Voyage dans un Québec qu’on ne veut pas voir

Dramaturge, auteur de Scotstown, de Cranbourne et de Billy (les jours de hurlement), Fabien Cloutier interroge avec une sidérante brutalité une société béatement satisfaite d’elle-même.

Paul Lefebvre — Tu mets en scène, dans tes monologues et dans ton théâtre, des personnages appartenant à des classes sociales qu’on ne voit plus sur scène. Ils vivent hors des grands centres urbains, ils sont du milieu ouvrier, ou rural, pratiquent des petits métiers… Peux-tu me parler de ton apprentissage du théâtre et de la façon dont tes origines ont influencé ton parcours?

Fabien Cloutier — Je suis un fils d’ouvrier, né à Sainte­Marie, en Beauce, en 1975. Ma mère était couturière et mon père travaillait dans une usine de confitures.
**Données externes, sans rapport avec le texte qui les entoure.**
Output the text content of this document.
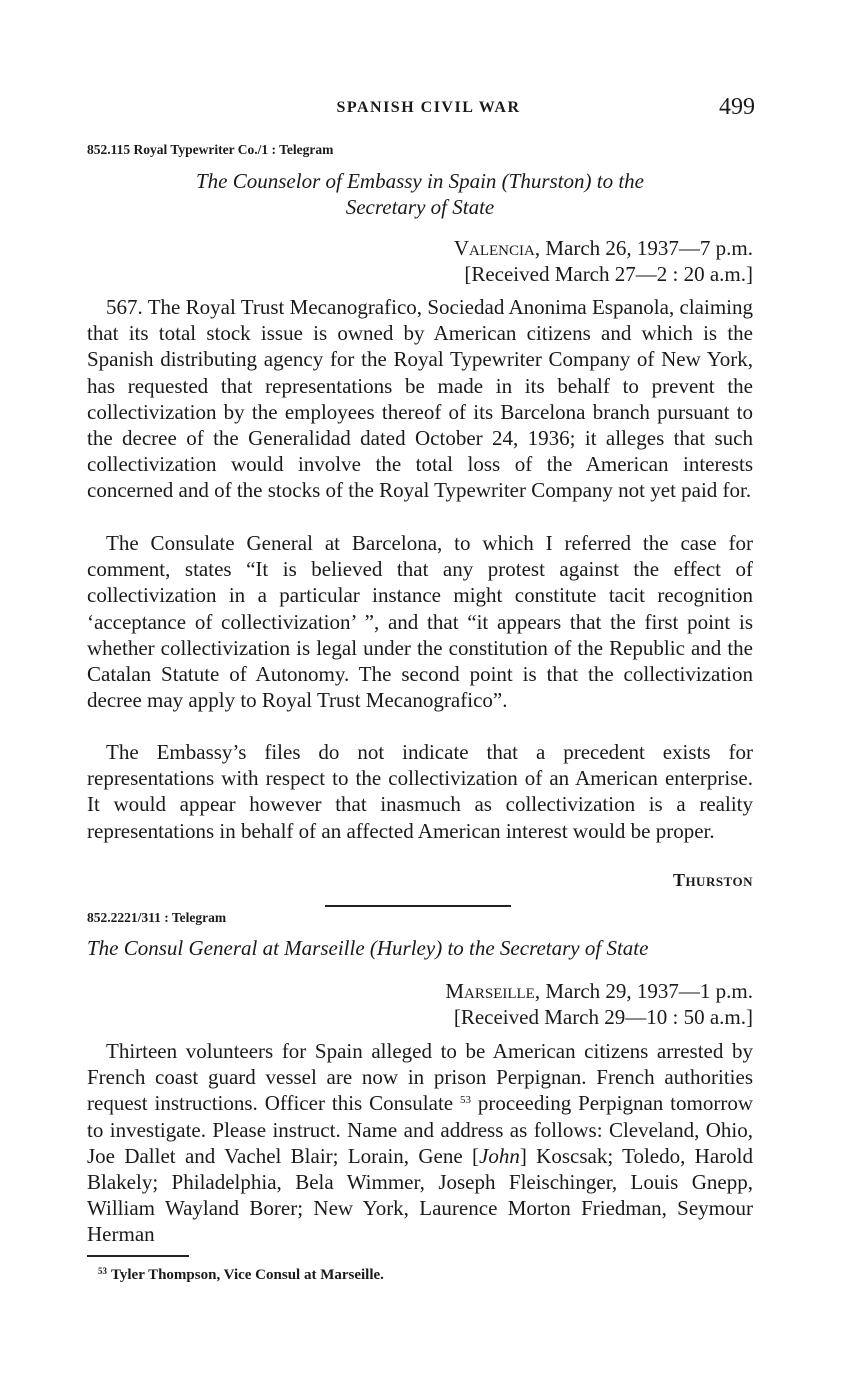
SPANISH CIVIL WAR	499
852.115 Royal Typewriter Co./1 : Telegram
The Counselor of Embassy in Spain (Thurston) to the
Secretary of State
Valencia, March 26, 1937—7 p.m.
[Received March 27—2 : 20 a.m.]

567. The Royal Trust Mecanografico, Sociedad Anonima Espanola, claiming that its total stock issue is owned by American citizens and which is the Spanish distributing agency for the Royal Typewriter Company of New York, has requested that representations be made in its behalf to prevent the collectivization by the employees thereof of its Barcelona branch pursuant to the decree of the Generalidad dated October 24, 1936; it alleges that such collectivization would involve the total loss of the American interests concerned and of the stocks of the Royal Typewriter Company not yet paid for.

The Consulate General at Barcelona, to which I referred the case for comment, states “It is believed that any protest against the effect of collectivization in a particular instance might constitute tacit recognition ‘acceptance of collectivization’ ”, and that “it appears that the first point is whether collectivization is legal under the constitution of the Republic and the Catalan Statute of Autonomy. The second point is that the collectivization decree may apply to Royal Trust Mecanografico”.

The Embassy’s files do not indicate that a precedent exists for representations with respect to the collectivization of an American enterprise. It would appear however that inasmuch as collectivization is a reality representations in behalf of an affected American interest would be proper.

Thurston
852.2221/311 : Telegram
The Consul General at Marseille (Hurley) to the Secretary of State
Marseille, March 29, 1937—1 p.m.
[Received March 29—10 : 50 a.m.]

Thirteen volunteers for Spain alleged to be American citizens arrested by French coast guard vessel are now in prison Perpignan. French authorities request instructions. Officer this Consulate $^{53}$ proceeding Perpignan tomorrow to investigate. Please instruct. Name and address as follows: Cleveland, Ohio, Joe Dallet and Vachel Blair; Lorain, Gene [John] Koscsak; Toledo, Harold Blakely; Philadelphia, Bela Wimmer, Joseph Fleischinger, Louis Gnepp, William Wayland Borer; New York, Laurence Morton Friedman, Seymour Herman

$^{53}$ Tyler Thompson, Vice Consul at Marseille.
Je n’ai pas eu, enfant ou adolescent, de grands contacts avec la culture, pour la simple raison que la culture ne se rendait pas trop dans les campagnes québécoises à l’époque. Elle ne s’y rend d’ailleurs pas tellement plus aujourd’hui. Il y a bien quelques tournées, mais ce n’est pas suffisant. Le théâtre est quand même arrivé très tôt dans ma vie. Je me souviens qu’à la maternelle, il y a eu un jour où il fallait, pour une activité, choisir un personnage. J’ai alors senti que je faisais quelque chose où je m’éclatais particulièrement. Mais que ce soit au primaire ou au secondaire, jamais je n’ai pensé en faire un métier. C’est arrivé au Cégep Garneau.

PL — En quoi étudiais-tu?

Les sciences humaines, pas de maths. Je n’avais pas trop d’idées de ce que j’allais faire. C’est en voyant une annonce de l’École nationale de théâtre que j’ai réalisé que le théâtre, ça s’apprenait. J’ai fait une première audition, mais à côté de tous ceux qui arrivaient préparés, coachés, j’étais un ovni. Je me souviens de la réaction sympathique d’André Brassard, souriant, qui m’a dit que j’étais jeune et que je devrais tenter ma chance plus tard. L’année d’après, j’ai fait une audition plus coachée et j’ai été accepté à Lionel-Groulx, d’où j’ai été renvoyé à la fin de ma première année…

Il y a eu une autre année de pause, j’ai travaillé avec une coach et je suis entré au Conservatoire de Québec. J’avais trouvé mon école et des enseignants qui m’ont aidé à aller chercher ce que j’avais à dire.